У родителей Артем после свадьбы появлялся редко, да и то, кажется, лишь затем, чтобы взять денег…

Восемнадцатого мая приехал трактор и распахал огород. Отдали пятьдесят рублей и бутылку «Земской» водки… Земля оказалась песчаной, истощенной. Тетка сажала картошку из года в год, удобрять почву у нее сил не было – что-то собиралось по осени, и ладно.

Пришлось ехать к пустующим коровникам, набивать мешки перегноем. (Хороший нашли – целые кучи черного, жирного, даже не заросшего сорняками.) Хотели во время посадки бросать в лунку понемногу – какая-никакая, а подпитка.

Проходивший мимо мужичок остановился, спросил сердито:

– На огород, что ль, берете?

Николай выпрямился над мешком. Приготовился к перепалке:

– А что, нельзя?

– Да можно. Только соленый он – хуже сделаете. – И объяснил, где есть нормальный перегной и навоз.

Опростали мешки, поехали туда, куда указал мужичок.

– Есть еще хорошие люди, – шептала Валентина Викторовна, – спасибо ему…

На следующий день сажали картошку. Пришел и Артем, копал лунки, в которые Валентина Викторовна бросала морщинистые, с бороденкой ростков клубёшки… Николай копал лунки в другой части поля, сам бросал картошку, присыпал землей. Иногда обращал внимание на работу сына и сердился:

– Ну у тебя глаза есть или как? Чего кривишь-то так? И на равном расстоянии лунки делай, не части…

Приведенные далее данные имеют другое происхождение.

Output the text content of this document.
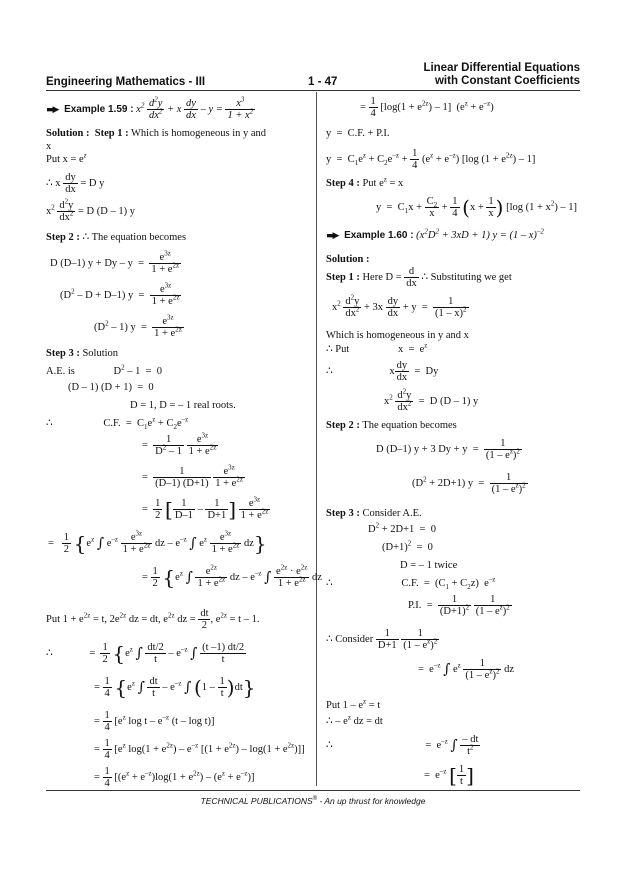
Engineering Mathematics - III	1 - 47
Linear Differential Equations
with Constant Coefficients
▬▶ Example 1.59 : $x^2 \frac{d^2y}{dx^2} + x \frac{dy}{dx} - y = \frac{x^3}{1 + x^2}$
Solution : Step 1 : Which is homogeneous in y and
x
Put $x = e^z$
∴ x $\frac{dy}{dx} = D$ y
$x^2 \frac{d^2y}{dx^2} = D$ (D – 1) y
Step 2 : ∴ The equation becomes
D (D–1) $y + Dy - y = \frac{e^{3z}}{1 + e^{2z}}$
$(D^2 - D + D-1) y = \frac{e^{3z}}{1 + e^{2z}}$
$(D^2 - 1) y = \frac{e^{3z}}{1 + e^{2z}}$
Step 3 : Solution
A.E. is	$D^2 - 1 = 0$
(D – 1) (D + 1)  =  0
D = 1, D = – 1 real roots.
∴	C.F.  =  $C_1e^z + C_2e^{-z}$
= $\frac{1}{D^2 - 1}$
$\frac{e^{3z}}{1 + e^{2z}}$
= $\frac{1}{(D-1) (D+1)}$
$\frac{e^{3z}}{1 + e^{2z}}$
= $\frac{1}{2}$ [ $\frac{1}{D-1} - \frac{1}{D+1}$ ] $\frac{e^{3z}}{1 + e^{2z}}$
= $\frac{1}{2} \{e^z$ ∫ $e^{-z} \frac{e^{3z}}{1 + e^{2z}}$ dz – $e^{-z}$ ∫ $e^z \frac{e^{3z}}{1 + e^{2z}} dz$}
= $\frac{1}{2} \{e^z$ ∫ $\frac{e^{2z}}{1 + e^{2z}}$ dz – $e^{-z}$ ∫ $\frac{e^{2z} \cdot e^{2z}}{1 + e^{2z}}$ dz
Put $1 + e^{2z} = t$, $2e^{2z}$ dz = dt, $e^{2z}$ dz = $\frac{dt}{2}$ , $e^{2z} = t - 1$.
∴	= $\frac{1}{2} \{e^z$ ∫ $\frac{dt/2}{t} - e^{-z}$ ∫ $\frac{(t -1) dt/2}{t}$
= $\frac{1}{4} \{e^z$ ∫ $\frac{dt}{t} - e^{-z}$ ∫ $(1 - \frac{1}{t} )dt$}
= $\frac{1}{4} [e^z$ log t – $e^{-z}$ (t – log t)]
= $\frac{1}{4} [e^z$ $\log(1 + e^{2z}) - e^{-z}$ $[(1 + e^{2z}) - \log(1 + e^{2z})]$]
= $\frac{1}{4} [(e^z + e^{-z})\log(1 + e^{2z}) - (e^z + e^{-z})]$
= $\frac{1}{4} [\log(1 + e^{2z}) - 1] (e^z + e^{-z})$
y  =  C.F. + P.I.
$y = C_1e^z + C_2e^{-z} + \frac{1}{4} (e^z + e^{-z})$ [log $(1 + e^{2z}) - 1$]
Step 4 : Put $e^z = x$
$y = C_1x + \frac{C_2}{x} + \frac{1}{4} (x + \frac{1}{x}$ ) [log $(1 + x^2) - 1$]
▬▶ Example 1.60 : $(x^2D^2 + 3xD + 1) y = (1 - x)^{-2}$
Solution :
Step 1 : Here $D = \frac{d}{dx}$ ∴ Substituting we get
$x^2 \frac{d^2y}{dx^2} + 3x \frac{dy}{dx} + y = \frac{1}{(1 - x)^2}$
Which is homogeneous in y and x
∴ Put	$x = e^z$
∴	x $\frac{dy}{dx} = Dy$
$x^2 \frac{d^2y}{dx^2} = D$ (D – 1) y
Step 2 : The equation becomes
D (D–1) y + 3 $Dy + y = \frac{1}{(1 - e^z)^2}$
$(D^2 + 2D+1) y = \frac{1}{(1 - e^z)^2}$
Step 3 : Consider A.E.
$D^2 + 2D+1 = 0$
$(D+1)^2 = 0$
D = – 1 twice
∴	C.F.  =  $(C_1 + C_2z)$  $e^{-z}$
P.I.  = $\frac{1}{(D+1)^2}$
$\frac{1}{(1 - e^z)^2}$
∴ Consider $\frac{1}{D+1}$
$\frac{1}{(1 - e^z)^2}$
=  $e^{-z}$ ∫ $e^z \frac{1}{(1 - e^z)^2}$ dz
Put $1 - e^z = t$
∴ – $e^z$ dz = dt
∴	=  $e^{-z}$ ∫ $\frac{- dt}{t^2}$
=  $e^{-z}$ [ $\frac{1}{t}$ ]
TECHNICAL PUBLICATIONS® - An up thrust for knowledge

Тетка сидела во дворе, перебирала вынутую из подпола картошку, отыскивая более-менее крупную на еду. До августа нужно будет питаться ею.

Закончив с картошкой, сделав жене парничок под огурцы и несколько гряд, Елтышев вернулся к строительству дома.

Доочистил квадрат десять на десять метров, наметил место для подпола – срыл землю штыка на три. Оказалась она вполне пригодной для посадок, и Николай Михайлович отнес ее в огород. Дальше пошел песок.

Копать было легко, но соблазнял обещанный трактор с ковшом: действительно, трактору здесь на полчаса работы…

Сходил к Харину, напомнил.

– Да, я узнавал, – закивал тот. – Он обещал в субботу. Аванс требует… на солярку.

– Сколько?

Харин оглянулся на стоящую сзади жену.

– М-м… Сотню.

– Не слабо солярка у вас стоит, – усмехнулся Елтышев, но делать было нечего, отдал деньги. – Жду.

– Да-да. В субботу.

– И с бревнами еще… Будут, нет?

Харин вроде бы слегка обиделся:

– Будут, конечно! Я помню, работаю в этом направлении…

В ожидании субботы Николай Михайлович съездил в город, купил на рынке пять мешков цемента по восемьдесят семь рублей. Гвоздей, подборную лопату, ножовку, электродрель, продуктов, сахара для варенья.

…В субботу трактор не появился. Уже по темноте, злой и уставший от впустую потраченного дня, Елтышев снова пошел к Хариным.

Калитку открыла Елена. Как всегда, радушно заулыбалась.

– Что-то случилось, Николай Михайлович?

– Муж дома?

– Нет, уехал.

– Куда уехал?

Елена спрятала улыбку:

– Какая вам разница?

– Мне – большая. – Елтышева стало поколачивать. – Он мне трактор пригнать обещал сегодня. При тебе обещал.

– А, да, да, кажется…

– И как? Где трактор?

Харина удивленно скривила губы:

– Почему вы это меня-то спрашиваете? И таким тоном?

– Слушайте… – Николай Михайлович поморщился, с усилием взглатывая. – Слушайте, что-то я вас не пойму. Пилу мне с февраля несете, бревна – с марта. Теперь – трактор. Я что вам, лох, что ли, только бабло отстегивать?!

– Вы не выражайтесь, пожалуйста, – тоже разозлилась Харина, – у меня дети во дворе.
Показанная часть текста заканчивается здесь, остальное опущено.